Geislingen

„Wir müssen laut bleiben“: BI Waldhof simuliert Fluglärm in zehn betroffenen Gemeinden

24.04.2024

Von Rosalinde Conzelmann

„Wir müssen laut bleiben“: BI Waldhof simuliert Fluglärm in zehn betroffenen Gemeinden

© Rosalinde Conzelmann

Trotz der Kälte versammeln sich am Abend zahlreiche Menschen auf dem Geislinger Schlossplatz, um gemeinsam gegen das geplante Absetzgelände Flagge zu zeigen.

Am „Tag des Lärms“ ist die Bürgerinitiative Waldhof lauter als sonst. Die BI-Vorstände Tobias Hölle und Tobias Vötsch und Mirijam Wagner fahren mit einem umgebauten Feuerwehrauto durch zehn an den Waldhof angrenzende Orte. Aus den Boxen auf der Ladepritsche dröhnt, scheppert und brummt es. Die BI simuliert, was auf die betroffenen Gemeinden an KSK-Übungstagen zukommen könnte. Das Fazit bei der abschließenden Kundgebung auf dem Schlossplatz: Das Wachrütteln hat funktioniert.

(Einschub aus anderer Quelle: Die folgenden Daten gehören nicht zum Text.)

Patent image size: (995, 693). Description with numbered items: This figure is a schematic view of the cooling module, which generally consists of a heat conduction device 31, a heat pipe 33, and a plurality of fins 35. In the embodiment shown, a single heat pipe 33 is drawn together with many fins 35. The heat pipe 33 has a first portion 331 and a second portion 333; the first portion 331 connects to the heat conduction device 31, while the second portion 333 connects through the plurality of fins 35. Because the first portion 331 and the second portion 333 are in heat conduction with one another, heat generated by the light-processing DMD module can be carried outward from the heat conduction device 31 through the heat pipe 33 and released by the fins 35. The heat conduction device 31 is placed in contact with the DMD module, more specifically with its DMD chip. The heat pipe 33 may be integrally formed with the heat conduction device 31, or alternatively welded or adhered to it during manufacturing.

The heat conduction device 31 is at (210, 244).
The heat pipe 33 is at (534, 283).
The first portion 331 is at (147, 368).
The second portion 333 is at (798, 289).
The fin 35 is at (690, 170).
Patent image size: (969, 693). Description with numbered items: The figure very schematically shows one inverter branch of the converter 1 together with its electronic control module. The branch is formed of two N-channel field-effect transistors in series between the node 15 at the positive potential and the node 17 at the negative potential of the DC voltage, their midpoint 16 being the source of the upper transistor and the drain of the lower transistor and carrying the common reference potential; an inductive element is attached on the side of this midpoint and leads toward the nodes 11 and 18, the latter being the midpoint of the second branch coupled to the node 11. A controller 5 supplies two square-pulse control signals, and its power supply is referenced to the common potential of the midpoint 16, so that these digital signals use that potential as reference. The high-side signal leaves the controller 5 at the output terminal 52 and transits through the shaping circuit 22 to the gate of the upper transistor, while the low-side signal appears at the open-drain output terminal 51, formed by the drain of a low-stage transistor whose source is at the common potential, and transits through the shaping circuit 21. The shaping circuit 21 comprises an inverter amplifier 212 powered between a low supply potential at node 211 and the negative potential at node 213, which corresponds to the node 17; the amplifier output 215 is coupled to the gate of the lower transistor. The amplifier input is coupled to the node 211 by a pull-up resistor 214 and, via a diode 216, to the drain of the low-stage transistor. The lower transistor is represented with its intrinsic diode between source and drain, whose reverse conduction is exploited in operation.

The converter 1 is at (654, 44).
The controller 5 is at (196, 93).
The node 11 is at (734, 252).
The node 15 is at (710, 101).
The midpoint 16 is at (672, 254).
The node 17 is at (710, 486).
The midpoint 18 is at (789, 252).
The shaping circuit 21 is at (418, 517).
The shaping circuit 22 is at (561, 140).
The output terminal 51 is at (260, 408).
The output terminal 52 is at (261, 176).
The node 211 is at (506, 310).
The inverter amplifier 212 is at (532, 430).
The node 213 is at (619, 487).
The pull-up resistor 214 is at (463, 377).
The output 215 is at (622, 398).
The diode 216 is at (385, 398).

Nachdem es in den vergangenen Monaten ruhiger geworden war um die BI, ist der „Tag des Lärms“ am Mittwoch eine gute Gelegenheit für die Mitglieder, das geplante KSK-Absprunggelände wieder ins Gespräch zu bringen und mit einer Aktion an die Öffentlichkeit zu gehen. Die BI simuliert den zu erwartenden Fluglärm in zehn Ortschaften, zeigt auf, wie laut es werden könnte, wenn die Flugzeuge und Hubschrauber anfliegen, um die KSK- Fallschirmspringer und auch Soldaten der US-Streitkräfte abzusetzen – an den 120 Übungstagen im Jahr.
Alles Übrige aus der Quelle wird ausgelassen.